I signed up to try Waymo as soon as it became available in San Francisco, and this weekend Alphabet’s self-driving car company finally invited me to give it a shot.

My son Marlon has been obsessed with self-driving cars this year, as we’ve seen more and more Waymos and competing GM Cruise vehicles tootling around San Francisco without safety drivers. We thought we noticed them getting more aggressive in recent months — nothing frightening, but they seemed to be pulling into intersections and merging into lanes more assertively, just like a normal San Francisco driver would do.

Last month, Waymo and Cruise won approval to operate driverless cars in San Francisco at any time of day. So with self-driving cars a common feature of our local landscape, we were excited to give one a try.

Saturday morning, we headed down to the local drugstore to buy sunglasses, then used the Waymo app on my phone to order a ride home. It would be about a five-minute drive, but would save us a steep uphill walk.

The car pulled up with my initials, MR, on the display below the rotating lidar sensor on the roof. The door handles were flush with the side of the car until I selected the “unlock” option from the app, at which point they popped out like normal door handles.

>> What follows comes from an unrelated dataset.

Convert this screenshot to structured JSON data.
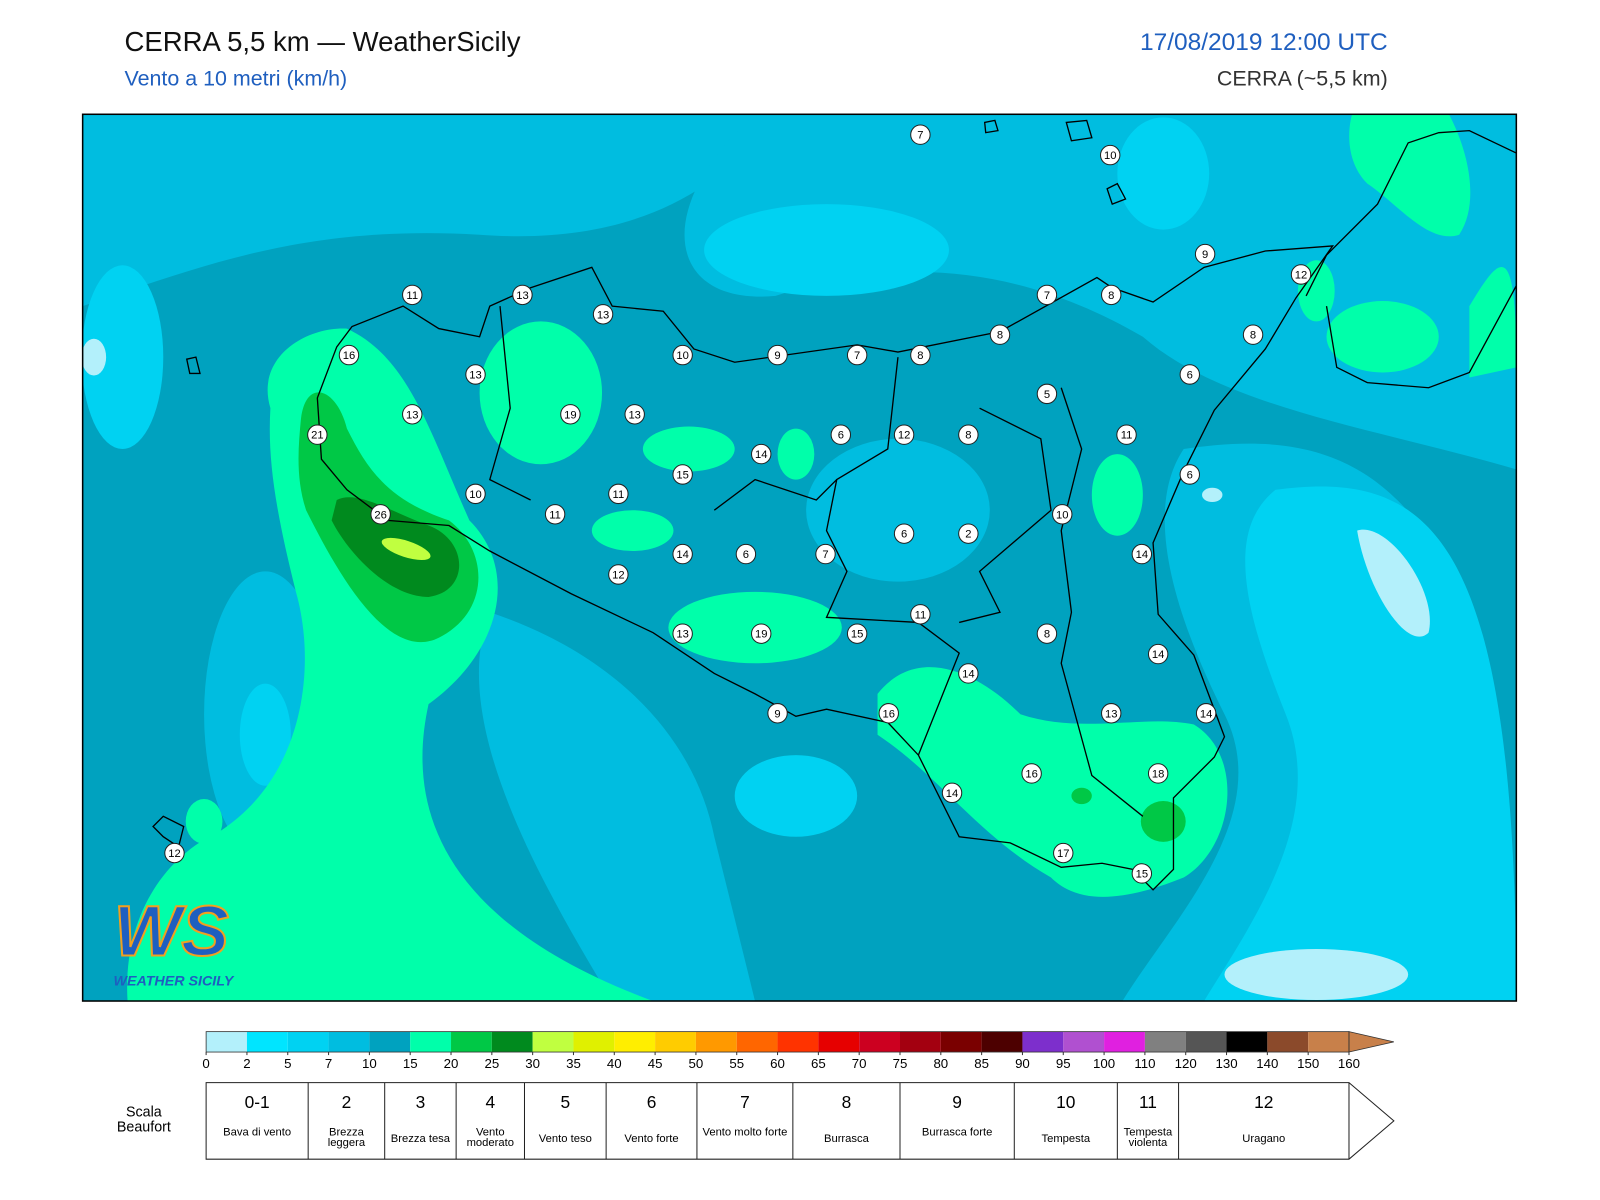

We both climbed in. The A/C was blowing cool air. The interior was bathed in light pink light from the iPad-sized console at the front of the back seat, and soft ambient music was playing. It definitely had a “welcome to the future” vibe. A female recorded voice gave us some instructions to fasten our seatbelts and not touch the brakes or steering wheel, then it pulled into motion.

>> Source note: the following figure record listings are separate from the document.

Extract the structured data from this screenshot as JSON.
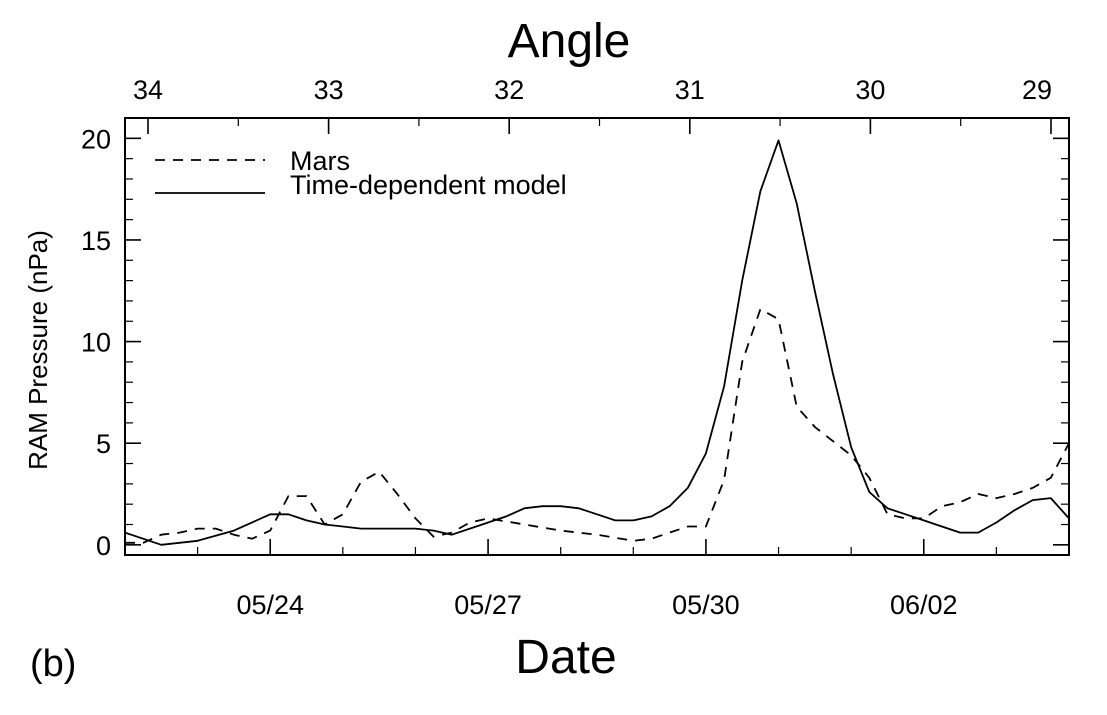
{
  "chart_data": {
    "type": "line",
    "panel_label": "(b)",
    "top_axis": {
      "label": "Angle",
      "tick_labels": [
        "34",
        "33",
        "32",
        "31",
        "30",
        "29"
      ]
    },
    "xlabel": "Date",
    "ylabel": "RAM Pressure (nPa)",
    "ylim": [
      -0.5,
      21
    ],
    "y_ticks": [
      0,
      5,
      10,
      15,
      20
    ],
    "y_tick_labels": [
      "0",
      "5",
      "10",
      "15",
      "20"
    ],
    "x_axis": {
      "start": "05/22",
      "end": "06/04",
      "tick_labels": [
        "05/24",
        "05/27",
        "05/30",
        "06/02"
      ],
      "tick_dates": [
        "05/24",
        "05/27",
        "05/30",
        "06/02"
      ]
    },
    "legend": {
      "placement": "top-left",
      "entries": [
        "Mars",
        "Time-dependent model"
      ]
    },
    "series": [
      {
        "name": "Mars",
        "style": "dashed",
        "color": "#000000",
        "x": [
          "05/22 00:00",
          "05/22 06:00",
          "05/22 12:00",
          "05/22 18:00",
          "05/23 00:00",
          "05/23 06:00",
          "05/23 12:00",
          "05/23 18:00",
          "05/24 00:00",
          "05/24 06:00",
          "05/24 12:00",
          "05/24 18:00",
          "05/25 00:00",
          "05/25 06:00",
          "05/25 12:00",
          "05/25 18:00",
          "05/26 00:00",
          "05/26 06:00",
          "05/26 12:00",
          "05/26 18:00",
          "05/27 00:00",
          "05/27 12:00",
          "05/28 00:00",
          "05/28 12:00",
          "05/29 00:00",
          "05/29 06:00",
          "05/29 12:00",
          "05/29 18:00",
          "05/30 00:00",
          "05/30 06:00",
          "05/30 12:00",
          "05/30 18:00",
          "05/31 00:00",
          "05/31 06:00",
          "05/31 12:00",
          "05/31 18:00",
          "06/01 00:00",
          "06/01 06:00",
          "06/01 12:00",
          "06/01 18:00",
          "06/02 00:00",
          "06/02 06:00",
          "06/02 12:00",
          "06/02 18:00",
          "06/03 00:00",
          "06/03 06:00",
          "06/03 12:00",
          "06/03 18:00",
          "06/04 00:00"
        ],
        "y": [
          0.1,
          0.1,
          0.5,
          0.6,
          0.8,
          0.8,
          0.5,
          0.3,
          0.7,
          2.4,
          2.4,
          1.0,
          1.5,
          3.1,
          3.6,
          2.5,
          1.3,
          0.4,
          0.6,
          1.1,
          1.3,
          1.0,
          0.7,
          0.5,
          0.2,
          0.3,
          0.6,
          0.9,
          0.9,
          3.2,
          9.0,
          11.6,
          11.1,
          6.8,
          5.8,
          5.1,
          4.4,
          3.3,
          1.5,
          1.3,
          1.3,
          1.9,
          2.1,
          2.5,
          2.3,
          2.5,
          2.8,
          3.3,
          5.0
        ]
      },
      {
        "name": "Time-dependent model",
        "style": "solid",
        "color": "#000000",
        "x": [
          "05/22 00:00",
          "05/22 12:00",
          "05/23 00:00",
          "05/23 12:00",
          "05/24 00:00",
          "05/24 06:00",
          "05/24 12:00",
          "05/24 18:00",
          "05/25 00:00",
          "05/25 06:00",
          "05/25 12:00",
          "05/25 18:00",
          "05/26 00:00",
          "05/26 06:00",
          "05/26 12:00",
          "05/26 18:00",
          "05/27 00:00",
          "05/27 06:00",
          "05/27 12:00",
          "05/27 18:00",
          "05/28 00:00",
          "05/28 06:00",
          "05/28 12:00",
          "05/28 18:00",
          "05/29 00:00",
          "05/29 06:00",
          "05/29 12:00",
          "05/29 18:00",
          "05/30 00:00",
          "05/30 06:00",
          "05/30 12:00",
          "05/30 18:00",
          "05/31 00:00",
          "05/31 06:00",
          "05/31 12:00",
          "05/31 18:00",
          "06/01 00:00",
          "06/01 06:00",
          "06/01 12:00",
          "06/01 18:00",
          "06/02 00:00",
          "06/02 06:00",
          "06/02 12:00",
          "06/02 18:00",
          "06/03 00:00",
          "06/03 06:00",
          "06/03 12:00",
          "06/03 18:00",
          "06/04 00:00"
        ],
        "y": [
          0.6,
          0.0,
          0.2,
          0.7,
          1.5,
          1.5,
          1.2,
          1.0,
          0.9,
          0.8,
          0.8,
          0.8,
          0.8,
          0.7,
          0.5,
          0.8,
          1.1,
          1.4,
          1.8,
          1.9,
          1.9,
          1.8,
          1.5,
          1.2,
          1.2,
          1.4,
          1.9,
          2.8,
          4.5,
          7.8,
          13.0,
          17.4,
          19.9,
          16.8,
          12.5,
          8.4,
          4.8,
          2.6,
          1.8,
          1.5,
          1.2,
          0.9,
          0.6,
          0.6,
          1.1,
          1.7,
          2.2,
          2.3,
          1.3
        ]
      }
    ]
  }
}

The car performed as if a competent human were driving. It didn’t hesitate to cross the (imaginary) center line when it had to get around a parked car on a narrow street, and stuck toward the middle on a very narrow section with cars on both sides. The ride was smooth and the speed constant at just under 25 miles per hour.

We fiddled with the interior console to try and connect it to my iPhone to play music from my library, but the ride was so short that I only had time to download the Google Assistant (required for that function) before it was over.

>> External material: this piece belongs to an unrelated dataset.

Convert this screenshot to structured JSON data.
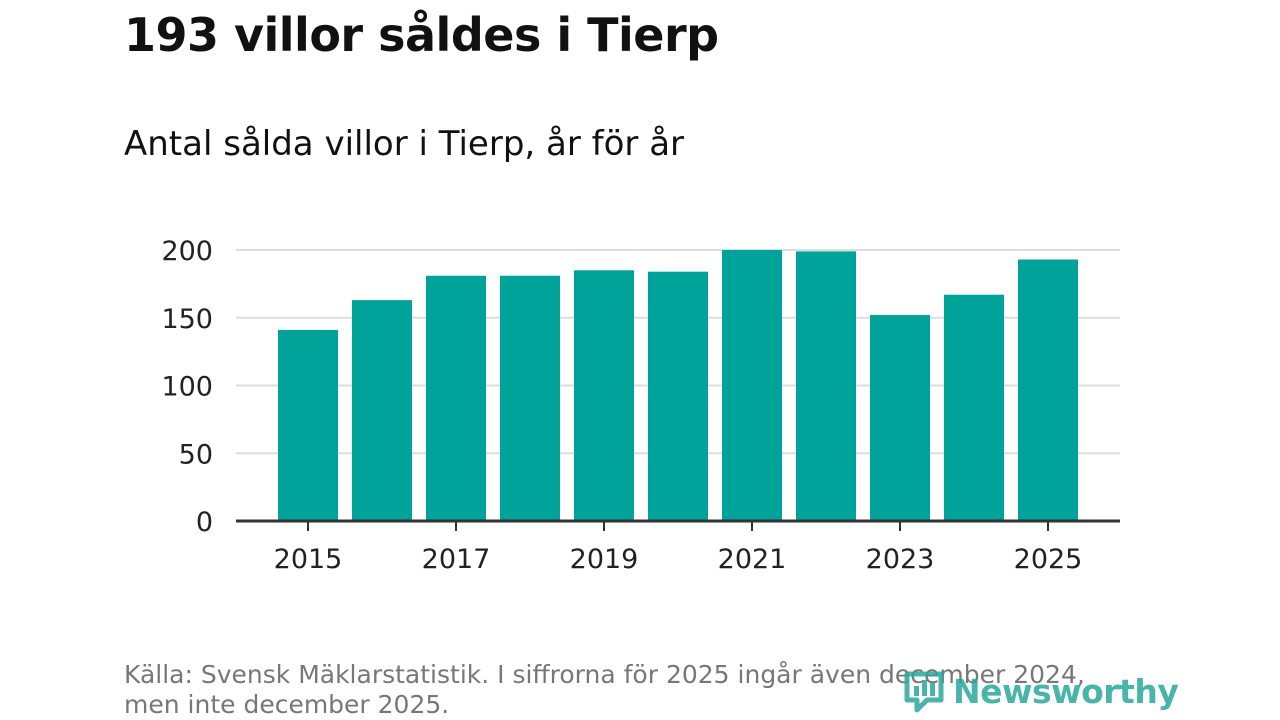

For some reason, the Waymo wouldn’t drive us right to our door. Our house is at the top of a very steep crest on a narrow street that has four buses running up and down it every hour, so maybe it was too much to handle. As it approached our drop-off point, the voice told us that we’d be ending our ride soon, and to touch the handle twice — once to unlock the door, a second time to open it. We did as instructed, walked out of the car, and it pulled slowly off.

The trip cost $8, about the same as a Lyft or Uber. As my son pointed out, Alphabet doesn’t have any drivers to pay, so the money all goes straight to the company as revenue.

The ride itself was completely uneventful. A little boring, even. The whole experience reminded me of the way smartphones or the internet were miraculous at first, but now seem mundane.

I was a skeptic about the promise of self-driving cars. It seemed like one of those technologies that’s been perpetually a few years away. But after taking this ride, I can absolutely see it becoming a very common way to get around for short urban trips, as long as Waymo and its competitors can scale up in a cost-effective way.

Consumers, investors and regulators better get ready, because the technology is here and it’s so advanced it seems natural and safe upon first use.